How to get the coordinates of the intersection of two lines from a ListLinePlot?

The internal function Graphics`Mesh`FindIntersections has limitations that are not well understood, but it can be applied directly to plots. For normal plots, it has always worked for me. It will find all the intersections, too, if there are more than one.

lst1 = Table[{x, x^2}, {x, 0, 5, 0.5}];
lst2 = Table[{x, x + 3}, {x, 0, 5, 0.5}];
plot = ListLinePlot[{lst1, lst2}]

Graphics`Mesh`FindIntersections@plot
(*  {{2.28571, 5.28571}}  *)

To compare with the OP's answer using Interpolation, this method is equivalent to using InterpolationOrder -> 1.

f = Interpolation[lst1, InterpolationOrder -> 1];
g = Interpolation[lst2, InterpolationOrder -> 1];
{x, f[x]} /. FindRoot[f[x] == g[x], {x, 2.1}]
(*  {2.28571, 5.28571}  *)

The default interpolation order, which is cubic, gives a slightly different answer:

f = Interpolation[lst1];
g = Interpolation[lst2];
{x, f[x]} /. FindRoot[f[x] == g[x], {x, 2.1}]
(*  {2.30278, 5.30278}  *)

This agrees exactly with the roots of the functions used to construct the lists because those functions, x^2 and x + 3, have degrees that do not exceed the interpolation order (and there are a sufficient number of data points).

Yet another way is to use the interpolation of one set of points as an appropriate mesh function in the plot of the other.

Here

mf = Interpolation[lst2];

and

plt = ListLinePlot[lst1, MeshFunctions -> (#2 - mf[#1] &), Mesh -> {{0}}, MeshStyle -> Red]

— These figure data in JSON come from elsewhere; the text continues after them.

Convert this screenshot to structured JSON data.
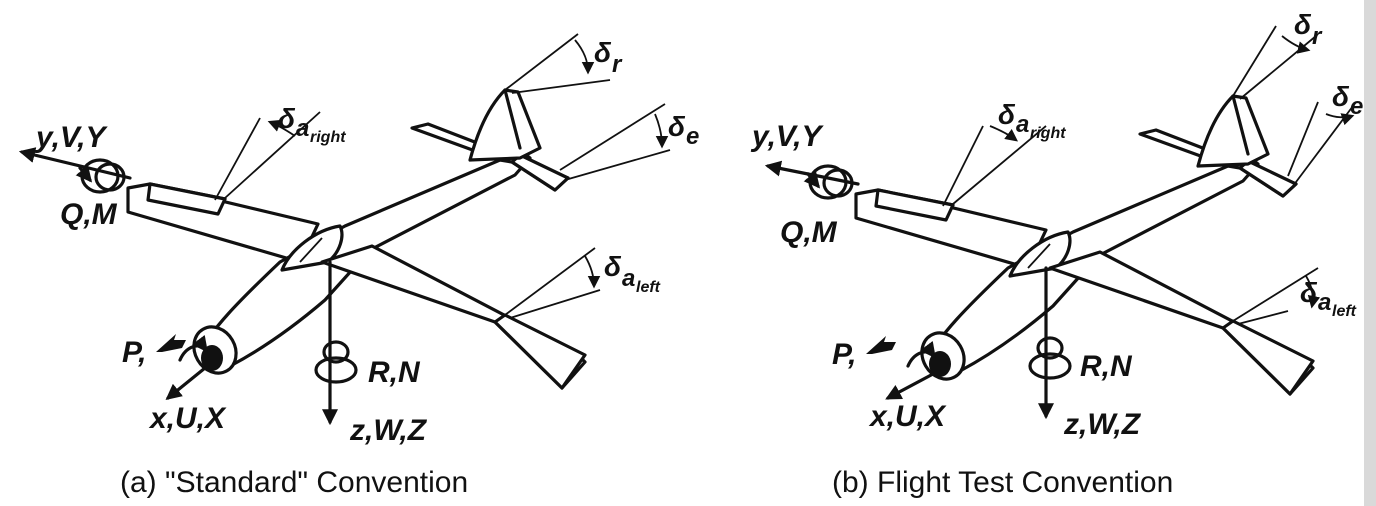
{
  "panels": [
    {
      "caption": "(a)  \"Standard\" Convention",
      "labels": {
        "y_axis": "y,V,Y",
        "q_moment": "Q,M",
        "p_moment": "P,",
        "x_axis": "x,U,X",
        "r_moment": "R,N",
        "z_axis": "z,W,Z",
        "delta": "δ",
        "aileron_right_sub": "a",
        "aileron_right_subsub": "right",
        "aileron_left_sub": "a",
        "aileron_left_subsub": "left",
        "elevator_sub": "e",
        "rudder_sub": "r"
      }
    },
    {
      "caption": "(b)  Flight Test Convention",
      "labels": {
        "y_axis": "y,V,Y",
        "q_moment": "Q,M",
        "p_moment": "P,",
        "x_axis": "x,U,X",
        "r_moment": "R,N",
        "z_axis": "z,W,Z",
        "delta": "δ",
        "aileron_right_sub": "a",
        "aileron_right_subsub": "right",
        "aileron_left_sub": "a",
        "aileron_left_subsub": "left",
        "elevator_sub": "e",
        "rudder_sub": "r"
      }
    }
  ],
  "colors": {
    "ink": "#111111",
    "background": "#ffffff"
  }
}
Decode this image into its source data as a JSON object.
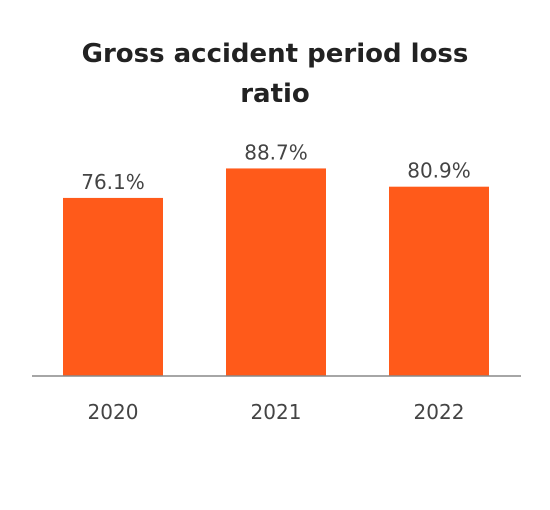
{
  "chart_data": {
    "type": "bar",
    "title_lines": [
      "Gross accident period loss",
      "ratio"
    ],
    "categories": [
      "2020",
      "2021",
      "2022"
    ],
    "values": [
      76.1,
      88.7,
      80.9
    ],
    "value_labels": [
      "76.1%",
      "88.7%",
      "80.9%"
    ],
    "unit": "%",
    "ylim": [
      0,
      100
    ],
    "grid": false,
    "legend": "none",
    "bar_color": "#FF5A1A",
    "axis_color": "#888888"
  }
}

You can then extract the point with

plt// Cases[Normal@#, Point[a_] :> a, Infinity] &
(*{{2.28571, 5.28571}}*)

Following the comment by @J.M., here is a solution:

lst1 = Table[{x, x^2}, {x, 0, 5, 0.5}];
lst2 = Table[{x, x + 3}, {x, 0, 5, 0.5}];
GraphicsRow[{ListLinePlot[{lst1, lst2}], ListPlot[{lst1, lst2}]}]
f = Interpolation[lst1];
g = Interpolation[lst2];
cords = {x = x /. FindRoot[f[x] == g[x], {x, 2.1}], f[x]}
cordsExact = {x /. FindRoot[x^2 == x + 3, {x, 2.1}], x^2}

cheers!